Raffles 1887
Le tissu de la vie
La richesse culturelle se retrouve dans tous les aspects du mode de vie balinais et dans l’ancien village de Tenganan, cette richesse est tissée dans de magnifiques textiles très travaillés à double ikat, appelés geringsing. Le photographe PUTU SAYOGA rencontre les artisans qui font perdurer le savoir-faire du textile le plus précieux de cette communauté.
LES TISSUS INDONÉSIENS fascinent depuis toujours avec leur large éventail de couleurs, motifs et textures qui reflètent l’identité culturelle diversifiée de cet archipel captivant. Depuis des siècles, la pratique de tissage traditionnel du pays se transmet de génération en génération.
L’une des formes les plus ancestrales est l’ikat : un motif distinctif obtenu en teignant les fils avant de tisser le tissu. Bien que l’ikat soit omniprésent en Indonésie, le très sophistiqué style double ikat exige un tel niveau d’artisanat que, en dehors de l’Inde et du Japon, il n’est produit que dans l’ancien village de Tenganan à Bali.
Contrairement aux autres textiles, les fils de trame et de tissage sont teintés pour créer des motifs complexes avant de tisser le double ikat. Les artisans de Tenganan utilisent cette technique pour créer leur propre version, appelée geringsing. Complexe, longue et chargée de rituels, la fabrication d’un geringsing peut prendre de deux à cinq ans.
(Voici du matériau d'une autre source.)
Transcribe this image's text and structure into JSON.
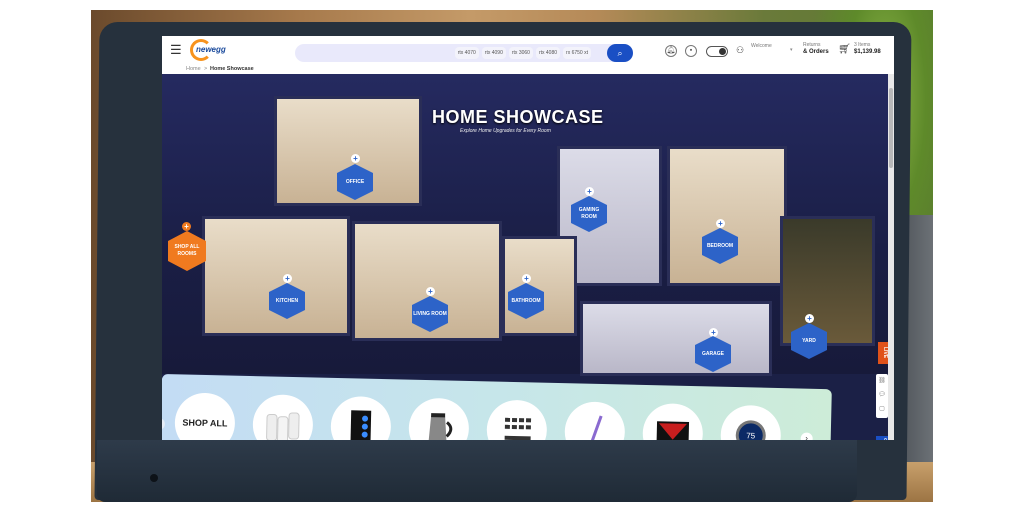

Bien que chaque motif ait son propre sens, tous les textiles geringsing partagent le même fil spirituel, qui les relie à la générosité du dieu Indra. Car c’est Indra, dieu du tonnerre, de la foudre, de la pluie et de la guerre, qui a créé les ombres dans le ciel à l’origine des motifs qui parent les tissus. Considérés comme renfermant des pouvoirs de protection extraordinaires, les tissus geringsing sont indissociables des tenues de cérémonie à Bali et portés lors de chaque événement important, des mariages à l’apparition de la première dent d’un bébé. Et si entretenus correctement, les tissus, qui sont parmi les plus rares au monde, peuvent durer des centaines d’années, ce qui en fait un héritage précieux.
Putu Sayoga est un photographe documentaire et de voyage qui réside sur l’île de Bali. Autodidacte, il a appris lui-même l’art de la photographie, en particulier la photographie de rue, pendant ses années universitaires à Yogyakarta. Il documente régulièrement les traditions culturelles uniques de l’Indonésie, des courses hippiques à haut indice d’octane, ou « pacoa jara », sur l’île de Sumbawa aux spectacles de danse Wayang Wong dans le village de Tunjuk, à Bali. Ses œuvres ont été publiées dans DestinAsian, Le Monde, Monocle, The New York Times, Travel+Leisure SEA et ZEITmagazin, et il est cofondateur du collectif documentaire Arka Project.